Have you ever felt that you’re being asked questions at the doctor that your married friends wouldn’t be asked? Ever felt that your doctor or gynocologist is restricting your options based on their own beliefs, religion or similar factors? You could have been affected by what is called ‘provider bias.’
‘Provider Bias’ is when a healthcare provider influences or restricts a group or an individual’s contraceptive choice or access based on their own beliefs, knowledge, or lack of confidence in their skills.
Provider bias can manifest in different ways, for example:
- Denying an unmarried woman access to birth control based on the belief that she should be abstaining from sex before she is married
- Setting a minimum age limit for certain methods, such as the pill or the injectable
- Denying women without children access to LARCs (“Long-Acting Reversible Contraceptives, such as the injection or IUDs) based on belief that they can harm a woman’s fertility
How common is contraceptive provider bias?
According to the World Health Organization, provider bias is one contributing factor to why “214 million women of reproductive age in developing countries who want to avoid pregnancy are not using a modern contraceptive method.” It is difficult to find data on the number of women affected around the world by contraceptive provider bias, but there are some location specific studies on the topic that highlight just how common provider bias is.
In this study published in International Perspectives on Sexual and Reproductive Health, Vol. 44, No. 1 (March 2018), pp. 19-29 (11 pages) of bias in contraceptive provision in South West Nigeria, they discovered that “married clients were asked what method they wanted in 73% of visits, whereas unmarried clients were asked their method preference in only 30% of visits.” In the same study, they mention that “another frequently mentioned question for the married client was whether she had permission from her husband to obtain a contraceptive”
These findings are consistent with other studies on the topic of provider bias – such as this study on contraceptive access in Senegal – “Providers were most likely to set minimum age restrictions for the pill and the injectable―two of the methods most often used by young women in urban Senegal.

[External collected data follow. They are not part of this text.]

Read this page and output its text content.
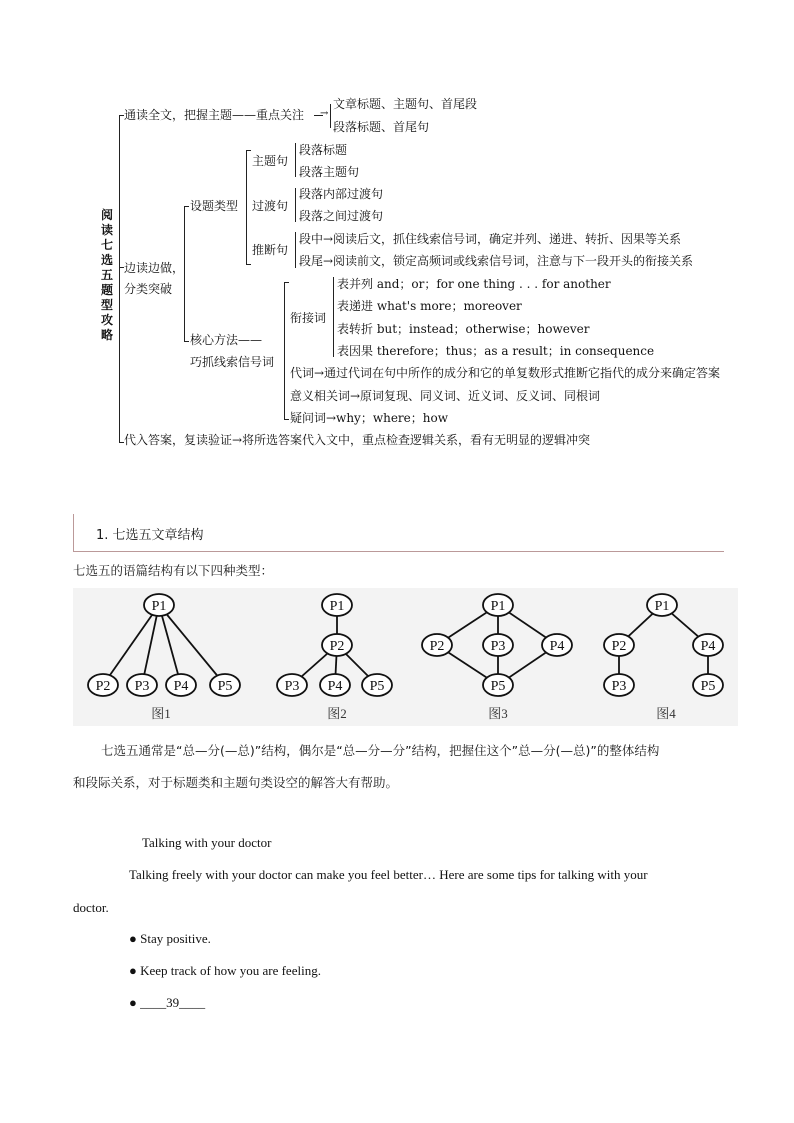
阅读七选五题型攻略
通读全文，把握主题——重点关注 →
文章标题、主题句、首尾段
段落标题、首尾句
边读边做，
分类突破
设题类型
主题句
段落标题
段落主题句
过渡句
段落内部过渡句
段落之间过渡句
推断句
段中→阅读后文，抓住线索信号词，确定并列、递进、转折、因果等关系
段尾→阅读前文，锁定高频词或线索信号词，注意与下一段开头的衔接关系
核心方法——
巧抓线索信号词
衔接词
表并列 and；or；for one thing . . . for another
表递进 what's more；moreover
表转折 but；instead；otherwise；however
表因果 therefore；thus；as a result；in consequence
代词→通过代词在句中所作的成分和它的单复数形式推断它指代的成分来确定答案
意义相关词→原词复现、同义词、近义词、反义词、同根词
疑问词→why；where；how
代入答案，复读验证→将所选答案代入文中，重点检查逻辑关系，看有无明显的逻辑冲突
1. 七选五文章结构
七选五的语篇结构有以下四种类型：
P1
P2 P3 P4 P5
P1
P2
P3 P4 P5
P1
P2	P3	P4
P5
P1
P2	P4
P3	P5
图1	图2	图3	图4
七选五通常是“总—分(—总)”结构，偶尔是“总—分—分”结构，把握住这个”总—分(—总)”的整体结构
和段际关系，对于标题类和主题句类设空的解答大有帮助。
Talking with your doctor
Talking freely with your doctor can make you feel better… Here are some tips for talking with your
doctor.
● Stay positive.
● Keep track of how you are feeling.
● ____39____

The median minimum age for contraceptive provision was typically 18. Restrictions based on marital status were less common than those based on age.”
This is not solely an African issue – this European study by TANCO highlights the difference in understanding of interest in receiving more information about contraceptive methods between healthcare providers (HCPs) and patients – “HCPs clearly underestimated the interest in receiving information about contraceptive methods in general. They believed that just over a third of their patients (38%) would be interested in using a LARC method, if they were to receive more details, when almost double that number (73%) of women stated this to be the case”
What can you do about provider bias?
Our take on contraception, is that, if you are having sex, or thinking about having sex, you should have access to contraception and your options should not be limited by anything other than evidence-based medical reasons (for example, if you’re allergic to a certain ingredient in a contraception, that option wouldn’t be available to you). We understand that the world is a lot more complex than that – poverty, location, politics and so much more can affect your access to contraceptive methods. However, do consider that, there is a chance that your birth control options are being limited by provider bias: if you feel that your healthcare provider is limiting your choices (e.g. telling you that the pill is not an option for you because you’re unmarried), then seek a new healthcare provider – get a second opinion (or third, or fourth – keep going until you feel heard; there are some helpful tips on speaking up in this article).